FirstCapital’s John Yeomans (Telecoms industry and now a Cambridge Angel investor) told delegates at the Meerkats and Avatars event this morning that US unemployment is now showing the earliest subtle signs of falling, although the same cannot yet be said for the UK or Europe, mired in economic crises. Yeomans suggested that now is not the time to invest in big companies, but to pick the right startups and mid-tier companies that are starting to grow. Those that survive the current crises will be stronger for it in a few years’ time when they’re implementing their “exit strategies” and cashing on on all their hard work.
Yeomans added that it is important, however, to watch out for those smaller companies getting bogged down in company ethos and behaviours at the 25-30 staff level. Such behaviours are fine in the early years but don’t usually allow for growth to the 100s, and 1000s of staff levels. He said one should also be on the look out for the boss that makes themself “unnecessary” as quickly as possible. With a few notable exceptions, such as lifestyle bosses like the late Steve Jobs (Apple), Facebook’s Mark Zuckerburg, making oneself unnecessary to a business is a good plan for any entrepeneur hoping to grow a business. Moreover, it usually benefits the business in the long run as that early-stage ethos can usefully be abandoned to allow expansion. The downfall of many startups is to have the technical experts continue to run the business when their skills are so obviously not suited to management.

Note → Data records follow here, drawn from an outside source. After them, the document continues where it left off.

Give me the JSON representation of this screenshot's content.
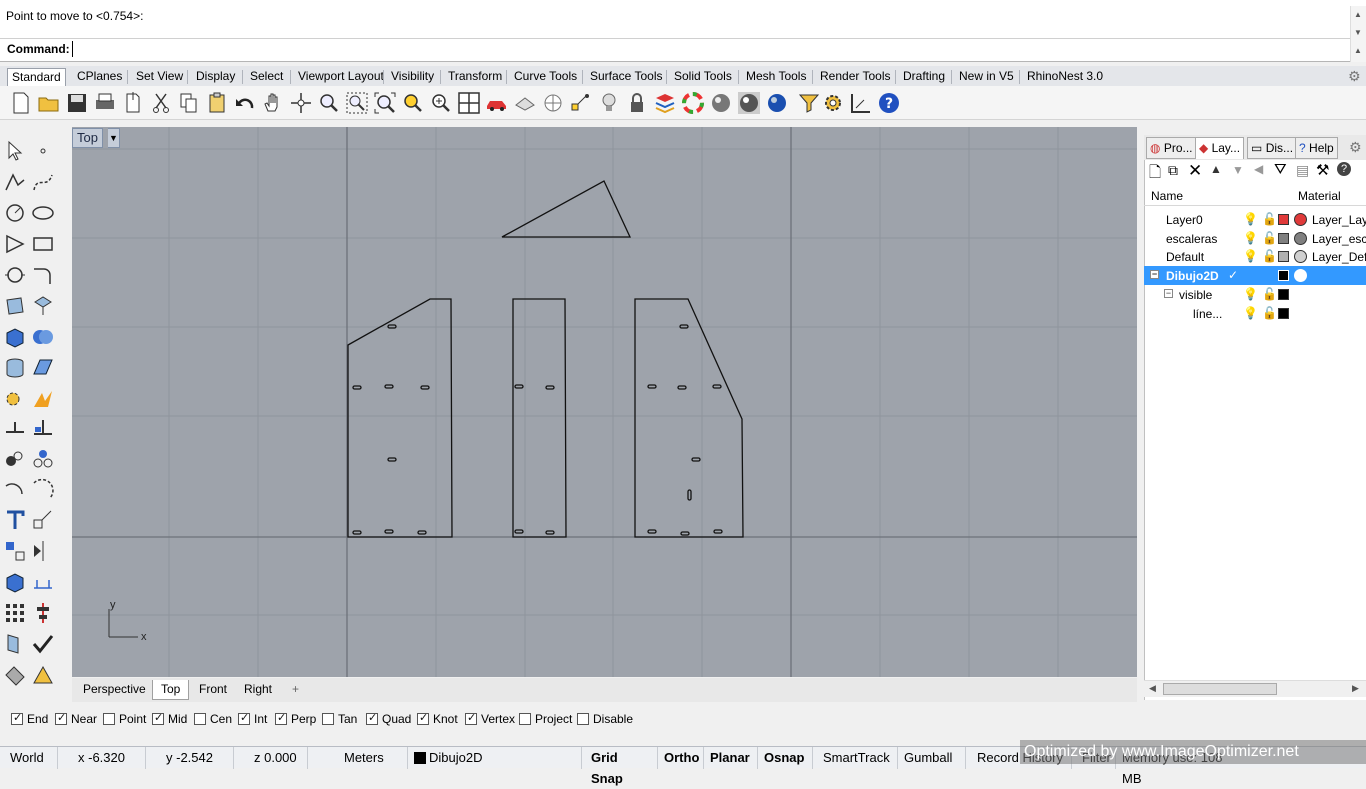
{
  "command": {
    "history": "Point to move to <0.754>:",
    "label": "Command:",
    "input_value": ""
  },
  "tabs": [
    "Standard",
    "CPlanes",
    "Set View",
    "Display",
    "Select",
    "Viewport Layout",
    "Visibility",
    "Transform",
    "Curve Tools",
    "Surface Tools",
    "Solid Tools",
    "Mesh Tools",
    "Render Tools",
    "Drafting",
    "New in V5",
    "RhinoNest 3.0"
  ],
  "viewport": {
    "title": "Top",
    "axis_x": "x",
    "axis_y": "y",
    "tabs": [
      "Perspective",
      "Top",
      "Front",
      "Right"
    ],
    "add_tab": "+"
  },
  "panel": {
    "tabs": [
      "Pro...",
      "Lay...",
      "Dis...",
      "Help"
    ],
    "col_name": "Name",
    "col_material": "Material",
    "layers": [
      {
        "name": "Layer0",
        "material": "Layer_Lay...",
        "color": "#e03a3a",
        "mat_color": "#e03a3a"
      },
      {
        "name": "escaleras",
        "material": "Layer_esc...",
        "color": "#808080",
        "mat_color": "#808080"
      },
      {
        "name": "Default",
        "material": "Layer_Def...",
        "color": "#b0b0b0",
        "mat_color": "#d0d0d0"
      },
      {
        "name": "Dibujo2D",
        "material": "",
        "color": "#000000",
        "mat_color": "#ffffff",
        "check": "✓"
      },
      {
        "name": "visible",
        "material": "",
        "color": "#000000"
      },
      {
        "name": "líne...",
        "material": "",
        "color": "#000000"
      }
    ]
  },
  "osnap": [
    {
      "label": "End",
      "on": true
    },
    {
      "label": "Near",
      "on": true
    },
    {
      "label": "Point",
      "on": false
    },
    {
      "label": "Mid",
      "on": true
    },
    {
      "label": "Cen",
      "on": false
    },
    {
      "label": "Int",
      "on": true
    },
    {
      "label": "Perp",
      "on": true
    },
    {
      "label": "Tan",
      "on": false
    },
    {
      "label": "Quad",
      "on": true
    },
    {
      "label": "Knot",
      "on": true
    },
    {
      "label": "Vertex",
      "on": true
    },
    {
      "label": "Project",
      "on": false
    },
    {
      "label": "Disable",
      "on": false
    }
  ],
  "status": {
    "cplane": "World",
    "x": "x -6.320",
    "y": "y -2.542",
    "z": "z 0.000",
    "units": "Meters",
    "layer": "Dibujo2D",
    "grid_snap": "Grid Snap",
    "ortho": "Ortho",
    "planar": "Planar",
    "osnap": "Osnap",
    "smarttrack": "SmartTrack",
    "gumball": "Gumball",
    "record_history": "Record History",
    "filter": "Filter",
    "memory": "Memory use: 108 MB"
  },
  "watermark": "Optimized by www.ImageOptimizer.net"
}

The Meerkats event showcased 17 or so local startups including Skalene, with their black box recorder for cars mentioned earlier, and Zappar which is looking to augment marketing reality with iPad applications that add animation and interactivity to magazine covers, tee-shirts and otherwise 2D inanimate images. Also exhibiting were Innovative Gait Products hoping to make walking sensors as essential for physiotherapists as blood pressure monitors are for GPs and Energy Reducing Products whose boss John Halfpenny told me his gadget could extend the working life of a lithium-ion laptop battery by a year as well as reducing electricity bills all the while.